Another common symptom of an issue may be that you are hitting the max-connections limit. If you generally do not encounter this in your environment, your system may be experiencing some impact to recent events such as starting a member, loss of a member, repeated failures of clients driving up connections used, etc. There exists a CacheServerMXBean interface that you can monitor with a getThreadQueueSize() method. If you see this returning values greater than your normal range, you may be experiencing some issue. You could set an alert if you surpass some value, such as half your max-connections limit, and potentially drive some resolution to your issues prior to any cascading impact to the system. Here is a link to the javadocs
Sometimes things are blocked, but not deadlocked. It is often difficult to tell the difference. That said, one area where customers are often reaching out for assistance is when things appear hung during startup when persistence is part of the configuration. In such cases, some region initialization may be blocked waiting for the latest current data to be online. The following message is an indication that you may need to make sure that all necessary nodes have been started to unblock initialization and complete the startup.
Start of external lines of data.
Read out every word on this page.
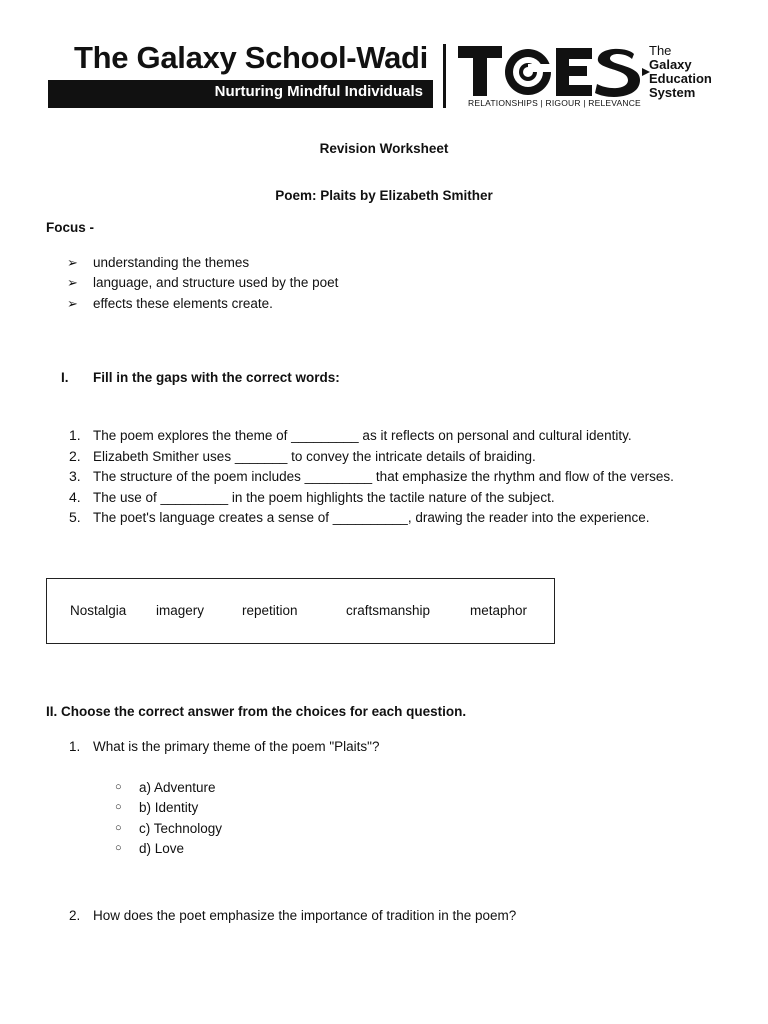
The Galaxy School-Wadi
Nurturing Mindful Individuals
RELATIONSHIPS | RIGOUR | RELEVANCE
The
Galaxy
Education
System
Revision Worksheet
Poem: Plaits by Elizabeth Smither
Focus -
➢ understanding the themes
➢ language, and structure used by the poet
➢ effects these elements create.
I. Fill in the gaps with the correct words:
1. The poem explores the theme of _________ as it reflects on personal and cultural identity.
2. Elizabeth Smither uses _______ to convey the intricate details of braiding.
3. The structure of the poem includes _________ that emphasize the rhythm and flow of the verses.
4. The use of _________ in the poem highlights the tactile nature of the subject.
5. The poet's language creates a sense of __________, drawing the reader into the experience.
Nostalgia imagery	repetition	craftsmanship	metaphor
II. Choose the correct answer from the choices for each question.
1. What is the primary theme of the poem "Plaits"?
○ a) Adventure
○ b) Identity
○ c) Technology
○ d) Love
2. How does the poet emphasize the importance of tradition in the poem?
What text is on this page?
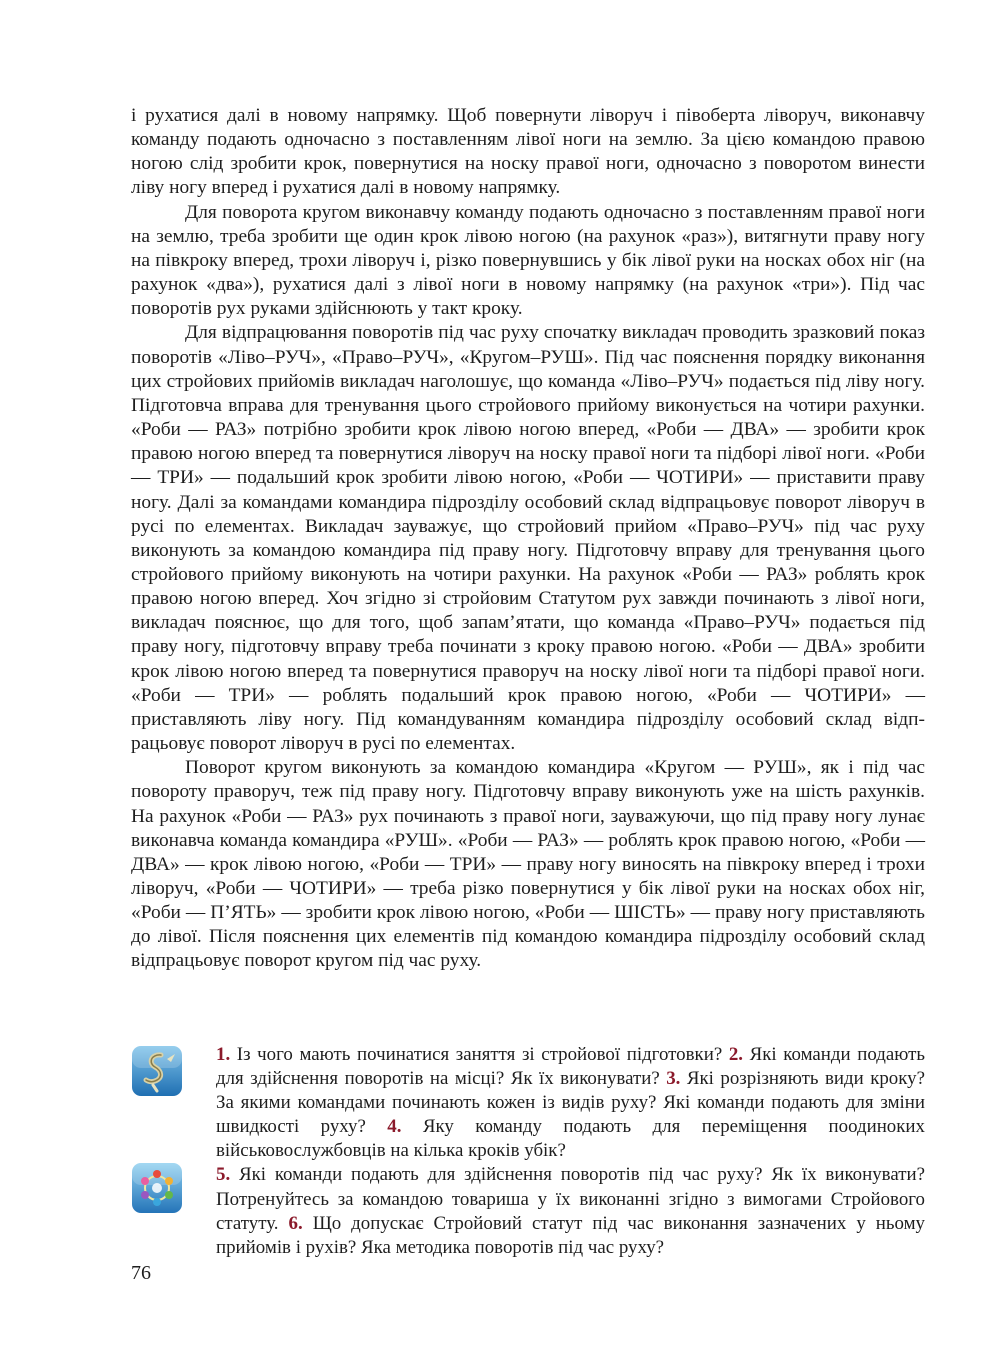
і рухатися далі в новому напрямку. Щоб повернути ліворуч і півоберта ліворуч, виконавчу команду подають одночасно з поставленням лівої ноги на землю. За цією командою правою ногою слід зробити крок, повернутися на носку правої ноги, одночасно з поворотом винести ліву ногу вперед і рухатися далі в новому напрямку.

Для поворота кругом виконавчу команду подають одночасно з поставленням правої ноги на землю, треба зробити ще один крок лівою ногою (на рахунок «раз»), витягнути праву ногу на півкроку вперед, трохи ліворуч і, різко повернувшись у бік лівої руки на носках обох ніг (на рахунок «два»), рухатися далі з лівої ноги в новому напрямку (на рахунок «три»). Під час поворотів рух руками здійснюють у такт кроку.

Для відпрацювання поворотів під час руху спочатку викладач проводить зразковий показ поворотів «Ліво–РУЧ», «Право–РУЧ», «Кругом–РУШ». Під час пояснення порядку виконання цих стройових прийомів викладач наголошує, що команда «Ліво–РУЧ» подається під ліву ногу. Підготовча вправа для тренування цього стройового прийому виконується на чотири рахунки. «Роби — РАЗ» потрібно зробити крок лівою ногою вперед, «Роби — ДВА» — зробити крок правою ногою вперед та повернутися ліворуч на носку правої ноги та підборі лівої ноги. «Роби — ТРИ» — подальший крок зробити лівою ногою, «Роби — ЧОТИРИ» — приставити праву ногу. Далі за командами командира підрозділу особовий склад відпрацьовує поворот ліворуч в русі по елементах. Викладач зауважує, що стройовий прийом «Право–РУЧ» під час руху виконують за командою командира під праву ногу. Підготовчу вправу для тренування цього стройового прийому виконують на чотири рахунки. На рахунок «Роби — РАЗ» роблять крок правою ногою вперед. Хоч згідно зі стройовим Статутом рух завжди починають з лівої ноги, викладач пояснює, що для того, щоб запам’ятати, що команда «Право–РУЧ» подається під праву ногу, підготовчу вправу треба починати з кроку правою ногою. «Роби — ДВА» зробити крок лівою ногою вперед та повернутися праворуч на носку лівої ноги та підборі правої ноги. «Роби — ТРИ» — роблять подальший крок правою ногою, «Роби — ЧОТИРИ» — приставляють ліву ногу. Під командуванням командира підрозділу особовий склад відпрацьовує поворот ліворуч в русі по елементах.

Поворот кругом виконують за командою командира «Кругом — РУШ», як і під час повороту праворуч, теж під праву ногу. Підготовчу вправу виконують уже на шість рахунків. На рахунок «Роби — РАЗ» рух починають з правої ноги, зауважуючи, що під праву ногу лунає виконавча команда командира «РУШ». «Роби — РАЗ» — роблять крок правою ногою, «Роби — ДВА» — крок лівою ногою, «Роби — ТРИ» — праву ногу виносять на півкроку вперед і трохи ліворуч, «Роби — ЧОТИРИ» — треба різко повернутися у бік лівої руки на носках обох ніг, «Роби — П’ЯТЬ» — зробити крок лівою ногою, «Роби — ШІСТЬ» — праву ногу приставляють до лівої. Після пояснення цих елементів під командою командира підрозділу особовий склад відпрацьовує поворот кругом під час руху.

1. Із чого мають починатися заняття зі стройової підготовки? 2. Які команди подають для здійснення поворотів на місці? Як їх виконувати? 3. Які розрізняють види кроку? За якими командами починають кожен із видів руху? Які команди подають для зміни швидкості руху? 4. Яку команду подають для переміщення поодиноких військовослужбовців на кілька кроків убік?

5. Які команди подають для здійснення поворотів під час руху? Як їх виконувати? Потренуйтесь за командою товариша у їх виконанні згідно з вимогами Стройового статуту. 6. Що допускає Стройовий статут під час виконання зазначених у ньому прийомів і рухів? Яка методика поворотів під час руху?

76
- [info 2015/09/02 08:51:43.212 UTC gemfire-data-node-cer-lx-gfirep05-49002 tid=0x308] Region State (and any colocated sub-regions) has potentially stale data. Buckets [4, 5 ] are waiting for another offline member to recover the latest data. My persistent id is: DiskStore ID: XYZ Name: gemfire-data-node-gfirep05-49002 Location: /188.8.131.52:/path Offline members with potentially new data: [ DiskStore ID: ABC Location: /184.108.40.206:/otherpath Buckets: [4, 5] ] Use the "gemfire list-missing-disk-stores" command to see all disk stores that are being waited on by other members.
In such cases, you need to read the log message carefully, determine what members need to be started to unblock the recover of this persistent disk store, and proceed until all such messages in the logs have been eliminated.